Much of the increased performance in IBM Corp.'s recently introduced high-end Unix servers comes from its new copper-based chip technology and an internal switch that more than doubles data transfer speeds between the CPU and memory.

Also lending a boost is a new release of the AIX operating system that's capable of supporting up to 24 processors. The operating system features a new workload manager that allows users to consolidate and manage multiple workloads on a single server, said Jeff VerHeul, a vice president of servers at IBM.

IBM has enhanced its Unix server lineup with new models and software aimed at enterprise and Internet applications. At the high end, the company introduced the RS/6000 S80, a 24-processor system based on IBM's 450MHz PowerPC RS64 III copper chip.
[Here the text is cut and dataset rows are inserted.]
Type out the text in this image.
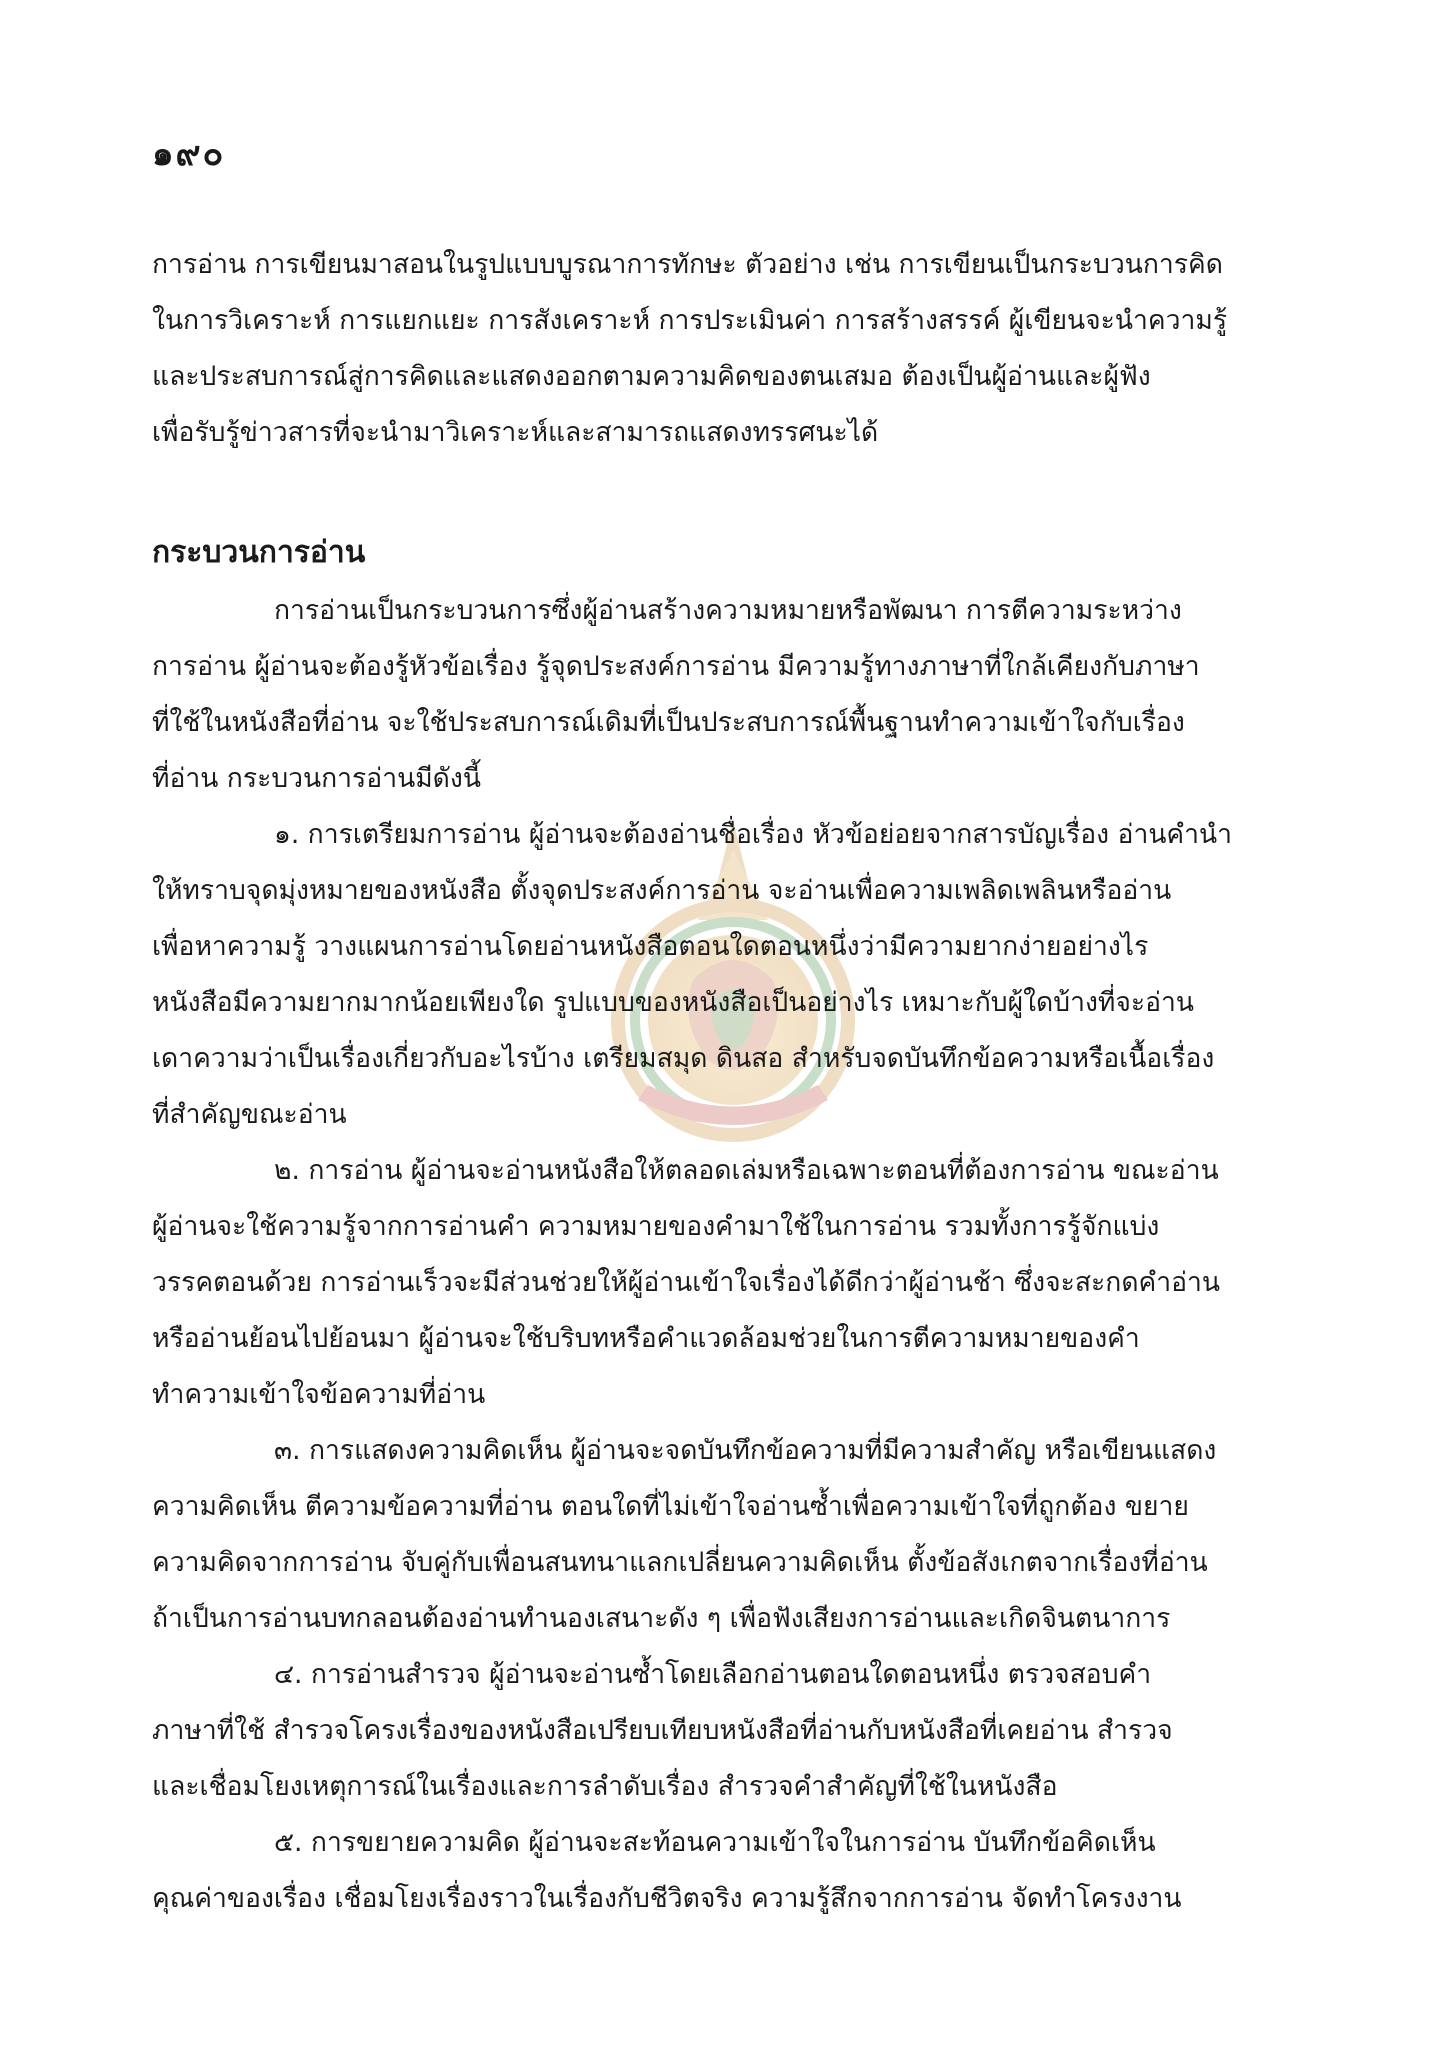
๑๙๐
การอ่าน การเขียนมาสอนในรูปแบบบูรณาการทักษะ ตัวอย่าง เช่น การเขียนเป็นกระบวนการคิด
ในการวิเคราะห์ การแยกแยะ การสังเคราะห์ การประเมินค่า การสร้างสรรค์ ผู้เขียนจะนำความรู้
และประสบการณ์สู่การคิดและแสดงออกตามความคิดของตนเสมอ ต้องเป็นผู้อ่านและผู้ฟัง
เพื่อรับรู้ข่าวสารที่จะนำมาวิเคราะห์และสามารถแสดงทรรศนะได้
กระบวนการอ่าน
การอ่านเป็นกระบวนการซึ่งผู้อ่านสร้างความหมายหรือพัฒนา การตีความระหว่าง
การอ่าน ผู้อ่านจะต้องรู้หัวข้อเรื่อง รู้จุดประสงค์การอ่าน มีความรู้ทางภาษาที่ใกล้เคียงกับภาษา
ที่ใช้ในหนังสือที่อ่าน จะใช้ประสบการณ์เดิมที่เป็นประสบการณ์พื้นฐานทำความเข้าใจกับเรื่อง
ที่อ่าน กระบวนการอ่านมีดังนี้
๑. การเตรียมการอ่าน ผู้อ่านจะต้องอ่านชื่อเรื่อง หัวข้อย่อยจากสารบัญเรื่อง อ่านคำนำ
ให้ทราบจุดมุ่งหมายของหนังสือ ตั้งจุดประสงค์การอ่าน จะอ่านเพื่อความเพลิดเพลินหรืออ่าน
เพื่อหาความรู้ วางแผนการอ่านโดยอ่านหนังสือตอนใดตอนหนึ่งว่ามีความยากง่ายอย่างไร
หนังสือมีความยากมากน้อยเพียงใด รูปแบบของหนังสือเป็นอย่างไร เหมาะกับผู้ใดบ้างที่จะอ่าน
เดาความว่าเป็นเรื่องเกี่ยวกับอะไรบ้าง เตรียมสมุด ดินสอ สำหรับจดบันทึกข้อความหรือเนื้อเรื่อง
ที่สำคัญขณะอ่าน
๒. การอ่าน ผู้อ่านจะอ่านหนังสือให้ตลอดเล่มหรือเฉพาะตอนที่ต้องการอ่าน ขณะอ่าน
ผู้อ่านจะใช้ความรู้จากการอ่านคำ ความหมายของคำมาใช้ในการอ่าน รวมทั้งการรู้จักแบ่ง
วรรคตอนด้วย การอ่านเร็วจะมีส่วนช่วยให้ผู้อ่านเข้าใจเรื่องได้ดีกว่าผู้อ่านช้า ซึ่งจะสะกดคำอ่าน
หรืออ่านย้อนไปย้อนมา ผู้อ่านจะใช้บริบทหรือคำแวดล้อมช่วยในการตีความหมายของคำ
ทำความเข้าใจข้อความที่อ่าน
๓. การแสดงความคิดเห็น ผู้อ่านจะจดบันทึกข้อความที่มีความสำคัญ หรือเขียนแสดง
ความคิดเห็น ตีความข้อความที่อ่าน ตอนใดที่ไม่เข้าใจอ่านซ้ำเพื่อความเข้าใจที่ถูกต้อง ขยาย
ความคิดจากการอ่าน จับคู่กับเพื่อนสนทนาแลกเปลี่ยนความคิดเห็น ตั้งข้อสังเกตจากเรื่องที่อ่าน
ถ้าเป็นการอ่านบทกลอนต้องอ่านทำนองเสนาะดัง ๆ เพื่อฟังเสียงการอ่านและเกิดจินตนาการ
๔. การอ่านสำรวจ ผู้อ่านจะอ่านซ้ำโดยเลือกอ่านตอนใดตอนหนึ่ง ตรวจสอบคำ
ภาษาที่ใช้ สำรวจโครงเรื่องของหนังสือเปรียบเทียบหนังสือที่อ่านกับหนังสือที่เคยอ่าน สำรวจ
และเชื่อมโยงเหตุการณ์ในเรื่องและการลำดับเรื่อง สำรวจคำสำคัญที่ใช้ในหนังสือ
๕. การขยายความคิด ผู้อ่านจะสะท้อนความเข้าใจในการอ่าน บันทึกข้อคิดเห็น
คุณค่าของเรื่อง เชื่อมโยงเรื่องราวในเรื่องกับชีวิตจริง ความรู้สึกจากการอ่าน จัดทำโครงงาน
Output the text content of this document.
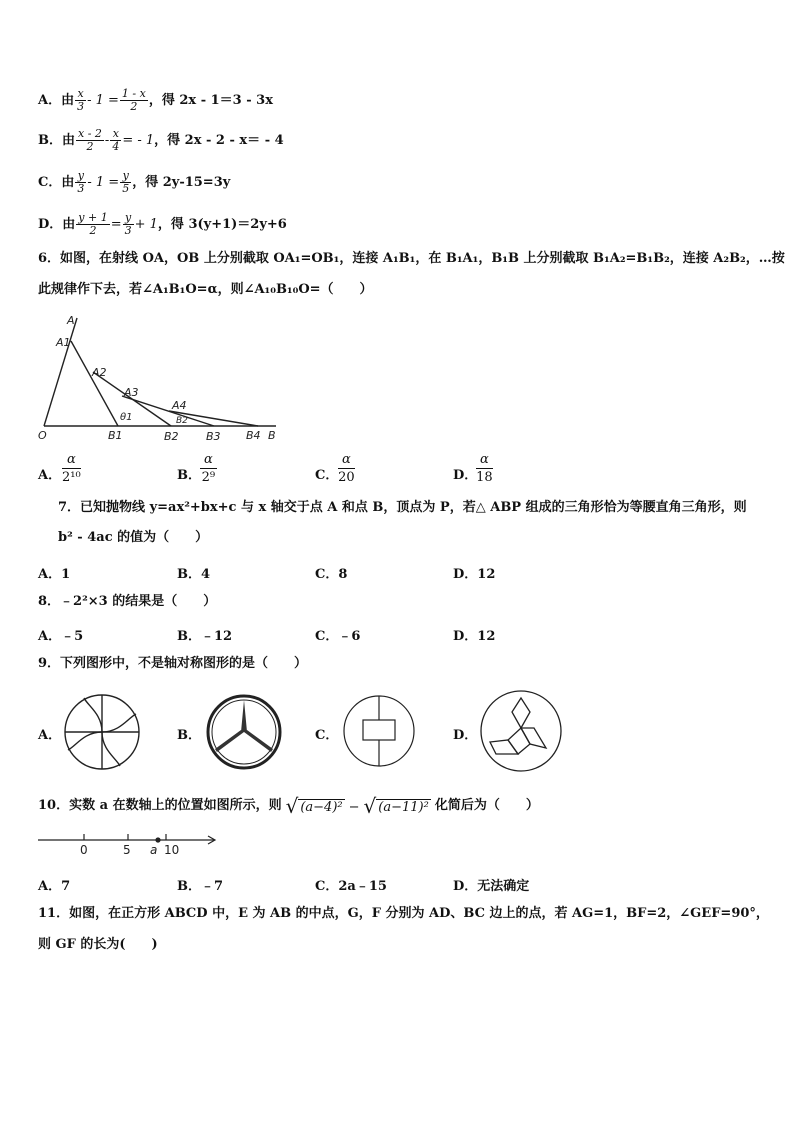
A．由 $\frac{x}{3} - 1 = \frac{1 - x}{2}$ ，得 2x - 1＝3 - 3x
B．由 $\frac{x - 2}{2} - \frac{x}{4}$ = - 1，得 2x - 2 - x＝ - 4
C．由 $\frac{y}{3} - 1 = \frac{y}{5}$ ，得 2y-15=3y
D．由 $\frac{y + 1}{2} = \frac{y}{3} + 1$，得 3(y+1)＝2y+6
6．如图，在射线 OA，OB 上分别截取 OA₁=OB₁，连接 A₁B₁，在 B₁A₁，B₁B 上分别截取 B₁A₂=B₁B₂，连接 A₂B₂，…按
此规律作下去，若∠A₁B₁O=α，则∠A₁₀B₁₀O=（　　）
A
A1
A2
A3
A4
θ1	B2
O	B1	B2 B3 B4 B
A． $\frac{\alpha}{\text{2¹⁰}}$	B． $\frac{\alpha}{\text{2⁹}}$	C． $\frac{\alpha}{20}$	D．
$\frac{\alpha}{18}$
7．已知抛物线 y=ax²+bx+c 与 x 轴交于点 A 和点 B，顶点为 P，若△ ABP 组成的三角形恰为等腰直角三角形，则
b² - 4ac 的值为（　　）
A．1	B．4	C．8	D．12
8．﹣2²×3 的结果是（　　）
A．﹣5	B．﹣12	C．﹣6	D．12
9．下列图形中，不是轴对称图形的是（　　）
A．	B．	C．	D．
10．实数 a 在数轴上的位置如图所示，则 √ (a−4)² − √ (a−11)² 化简后为（　　）
0	5 a 10
A．7	B．﹣7	C．2a﹣15	D．无法确定
11．如图，在正方形 ABCD 中，E 为 AB 的中点，G，F 分别为 AD、BC 边上的点，若 AG=1，BF=2，∠GEF=90°，
则 GF 的长为(　　)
The system, with an entry price of US$290,000, comes with support for up to 64G bytes of memory, up to 45T bytes of external storage and nearly three times the raw performance of its predecessor, the Model S70A, according to IBM.

"The new servers give us the ability to scale greatly," said Hugh Hale, senior manager of information systems at Blue Cross/Blue Shield of Tennessee in Chattanooga.

The company recently installed a 12-way S80 server to accommodate a growing workload that would have pushed its existing S70 servers to capacity in about four months' time, Hale said.

"With this, I don't have to worry about headroom" for some time, he added.

Similar scalability concerns are prompting Ursus Telecom Corp. in Sunrise, Florida, to consider the new servers for hosting its Stream.com Internet telephony site, according to Jay Chavez, a vice president at the company.

IBM's use of copper technology in its PowerPC chips contributes about 10 percent to the overall performance gain on the new servers, said VerHeul. Because copper is a better conductor than aluminum and requires less power, the new chips are smaller and yield greater processing speed than previous ones. An 8M-byte error-checking and error-correcting cache memory integrated on each chip also adds to the performance and reliability, VerHeul said.

A high-performance "nonblocking cross-bar switch" configuration delivers 4.8G-byte data transfer speeds between each CPU and memory module -- substantially greater than before.

"Think of these switches as multiple elevators going to multiple floors on a building. Previously, there was just one elevator going to multiple floors," VerHeul said.

Meanwhile, the workload manager on AIX 4.3.3 -- the latest release of IBM's Unix operating system -- automatically assigns system resources as workloads change, allowing users to set priorities for important applications. For instance, a Web-serving application that's running on a new RS/6000 system can be automatically assigned additional CPU resources whenever traffic to the site increases suddenly.